Ever since the return of Ryan Kelly, the Duke Blue Devils have gone back to looking like the unstoppable team they appeared to be in the first half of the season.
It is no question that Kelly has sparked the Blue Devils, with the senior-power forward being a large upgrade over junior Josh Hairston and freshman Amile Jefferson, who were tasked with filling the hole Kelly left when he went down with an injury in early January. Just how big of an upgrade is Kelly when he is in the lineup compared to Jefferson and Hairston, though? Let’s take a look.
The Eye Test
You don’t even need to look at the stats to see how big of a difference Ryan Kelly makes. Jefferson and Hairston both lack perimeter skills, which confines them to sticking around the post area. This would be fine if either player possessed above-average skills in the post, but, unfortunately, Hairston has the offensive prowess of a corgi and Jefferson hasn’t developed enough, yet, to be a force down low.
When Kelly is in the game, Duke’s offense, which is built around spreading the floor and moving around the perimeter, runs at a ridiculously smoother pace. When you consider that Kelly isn’t too shabby when it comes to working with the ball in his hands, it opens up Duke’s playbook that much more.

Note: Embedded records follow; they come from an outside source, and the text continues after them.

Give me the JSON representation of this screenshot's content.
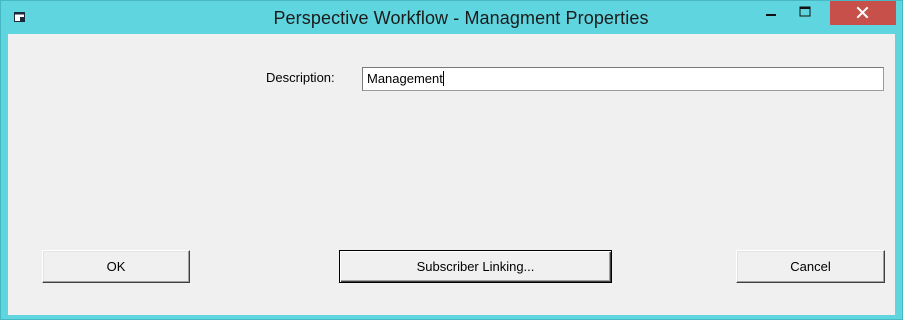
{
  "window": {
    "title": "Perspective Workflow - Managment Properties",
    "colors": {
      "frame": "#5fd5e0",
      "close_button": "#c7504a",
      "client_background": "#f0f0f0"
    },
    "controls": {
      "minimize_icon": "minimize-icon",
      "maximize_icon": "maximize-icon",
      "close_icon": "close-icon"
    }
  },
  "form": {
    "description_label": "Description:",
    "description_value": "Management"
  },
  "buttons": {
    "ok": "OK",
    "subscriber_linking": "Subscriber Linking...",
    "cancel": "Cancel"
  }
}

Defensively, he gives them a versatile defender that can alter shots from just about any spot on the court. This is essential in the paint, where Duke struggled mightily without him.
Statistics, Part One: Offense
|True Shooting %||0.640||0.556||0.488|
|Points Per 26 minutes||14.6||8.8||5.4|
These stats say all you need to know about Kelly’s upgrade on offense. He brings another perimeter weapon to an offense that is built around them, and his 136 ORtg is off the charts. I think the biggest difference is the fact that Kelly is shooting 53.1% from beyond the arc while Jefferson and Hairston have only shot one three-pointer this entire season, combined. This isn’t a knock on Jefferson or Hairston, because their game isn’t built around the ability to shoot the three, but Kelly’s ridiculous shooting pace from beyond the arc makes Duke so much more dangerous with him on the court.

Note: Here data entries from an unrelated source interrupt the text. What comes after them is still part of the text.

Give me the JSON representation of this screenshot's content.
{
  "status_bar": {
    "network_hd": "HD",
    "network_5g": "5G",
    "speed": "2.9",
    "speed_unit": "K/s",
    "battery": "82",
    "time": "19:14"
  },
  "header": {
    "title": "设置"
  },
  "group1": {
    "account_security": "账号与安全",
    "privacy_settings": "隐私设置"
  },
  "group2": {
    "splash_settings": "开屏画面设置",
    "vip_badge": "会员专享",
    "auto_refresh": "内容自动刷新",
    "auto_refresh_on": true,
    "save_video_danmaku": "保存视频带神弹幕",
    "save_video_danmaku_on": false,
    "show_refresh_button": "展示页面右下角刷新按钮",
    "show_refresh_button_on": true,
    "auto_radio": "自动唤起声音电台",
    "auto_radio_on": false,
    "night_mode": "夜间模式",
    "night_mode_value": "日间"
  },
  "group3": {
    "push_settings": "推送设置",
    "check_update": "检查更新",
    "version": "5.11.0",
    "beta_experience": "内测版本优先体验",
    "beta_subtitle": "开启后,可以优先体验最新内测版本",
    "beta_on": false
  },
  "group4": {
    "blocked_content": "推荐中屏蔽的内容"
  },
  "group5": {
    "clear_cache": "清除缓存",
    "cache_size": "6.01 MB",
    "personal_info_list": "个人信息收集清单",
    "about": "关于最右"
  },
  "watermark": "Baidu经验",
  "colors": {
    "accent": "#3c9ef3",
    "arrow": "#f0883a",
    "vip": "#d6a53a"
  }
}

Statistics, Part Two: Defense
|Total Rebound %||11.5||13.6||9.4|
We can conclude two things from this chart:
- Hairston is just about as close to being worthless on defense as you can be
- Ryan Kelly actually isn’t that significant of an upgrade over Amile Jefferson
Jefferson has been solid on defense, putting up a higher TRB% and nearly as many DWS as Kelly. While Jefferson has played in 11 more games than Kelly, Kelly has played in 105 more minutes. Jefferson appears to be close to the same exact player as Kelly on defense, so we won’t focus on those two.
What we can focus on, however, is the difference between Kelly and Hairston, and it is gigantic. On no planet should a power forward be putting up a Block % of 1.5, and his 100 DRtg is hideous. Since the midpoint of the season, I’ve been calling for all of Hairston’s minutes to be given to Jefferson, and now, with Kelly back and health, I am even more adamant about it. A combination of Kelly-Jefferson is far more valuable than a combination of Kelly-Hairston-tiny bit of Jefferson.
If Coach K wants to optimize his lineup, he’ll take the minutes that he keeps giving to Hairston and give them all to Jefferson. Amile is the better all-around player, especially now that Josh Hairston has it in his head that he should take more jump shots, and a Kelly-Jefferson combo could put this Duke team over the top and establish them as the best team in the country.
So, while Kelly has consistently been a far more valuable player than Hairston or Jefferson, Duke has actually limited the impact of his return by banishing Jefferson to the bench since Kelly’s return. If Coach K were to simply swap Hairston and Jefferson’s minutes, there would be no understating how significant of an impact Kelly’s comeback and his presence has had.